Wednesday, December 20, 2006

Another Way to Revise

When it comes time to revise, people approach it differently. They set a goal of 50 pages a day, or work chapter-by-chapter.

I’d like to suggest a different way – working scene-by-scene.

Chapters often have more than one scene in them; or, sometimes, a scene can run for several chapters. But, if you thoroughly deal with each scene before moving to the next one, you’ll find you need to go back over it and re-revise it less often.

Read the scene through, without allowing yourself to make any changes or notes. See if you can live in the scene completely.

Read it through again, this time taking notes and making corrections.

Go over it for the basics – grammar, spelling, sentence structure. Have you left participles dangling out of carelessness, or because it’s part of the character’s speech rhythm? Is there a way to tighten the dialogue? Are there extra phrases/sentences that seemed to work in the natural rhythm of the piece when you first wrote it, but now slow it down? Are there points where you’ve speeded up and skipped over bits to “put it in later” in order to get to another part of the scene that pulled at you more strongly?

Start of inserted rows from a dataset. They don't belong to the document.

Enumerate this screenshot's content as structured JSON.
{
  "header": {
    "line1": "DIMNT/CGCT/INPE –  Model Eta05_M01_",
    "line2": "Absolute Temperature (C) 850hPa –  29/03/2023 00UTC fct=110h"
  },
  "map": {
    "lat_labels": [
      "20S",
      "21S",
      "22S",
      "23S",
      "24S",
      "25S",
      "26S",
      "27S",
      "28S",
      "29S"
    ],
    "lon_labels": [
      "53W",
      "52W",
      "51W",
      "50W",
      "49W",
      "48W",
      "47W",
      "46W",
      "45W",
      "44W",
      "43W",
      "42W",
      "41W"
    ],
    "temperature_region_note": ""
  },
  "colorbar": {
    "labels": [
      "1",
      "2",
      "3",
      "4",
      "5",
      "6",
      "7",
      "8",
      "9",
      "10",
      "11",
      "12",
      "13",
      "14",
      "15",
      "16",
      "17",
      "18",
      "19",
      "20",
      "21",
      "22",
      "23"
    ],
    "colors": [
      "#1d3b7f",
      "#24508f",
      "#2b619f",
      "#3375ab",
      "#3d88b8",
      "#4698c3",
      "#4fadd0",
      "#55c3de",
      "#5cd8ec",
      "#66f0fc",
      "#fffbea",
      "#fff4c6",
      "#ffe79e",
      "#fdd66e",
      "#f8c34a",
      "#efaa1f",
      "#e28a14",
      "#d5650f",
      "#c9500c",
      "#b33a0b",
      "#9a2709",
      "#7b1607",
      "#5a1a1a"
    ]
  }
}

Well, this is “later”. Time to make those fixes.

Does every incident in the scene reveal something about the characters and/or move the story forward? Sometimes it doesn’t seem to be a plot incentive, but will reveal something important about the character that allows the plot incentive to work later.

When you’re sure that the scene is the best it can be, then you move on.

It’s a slower method of revision than some of the others, because it means going back over the scene again and again and again.

But, because in the final product, each scene is a building block in the whole structure, polishing scene by scene will help you get the piece Trusted Reader-ready and submission-ready in fewer drafts.

To live within each scene with your characters during the revision while simultaneously keeping the objective eye to the craft is easier to do within the context of a scene than in the context of, say, fifty pages.

Some days you’ll only be able to rework a single scene; sometimes you will manage two or three. But the point of it is to do it as completely as you can before moving on.

1 Comments:

At 7:07 PM, Blogger EA Monroe said...

Hi Devon. This is the way I've always worked. It's much easier to weave all the scene strands together and it strengthens the chapter into a cohesive whole of a larger piece.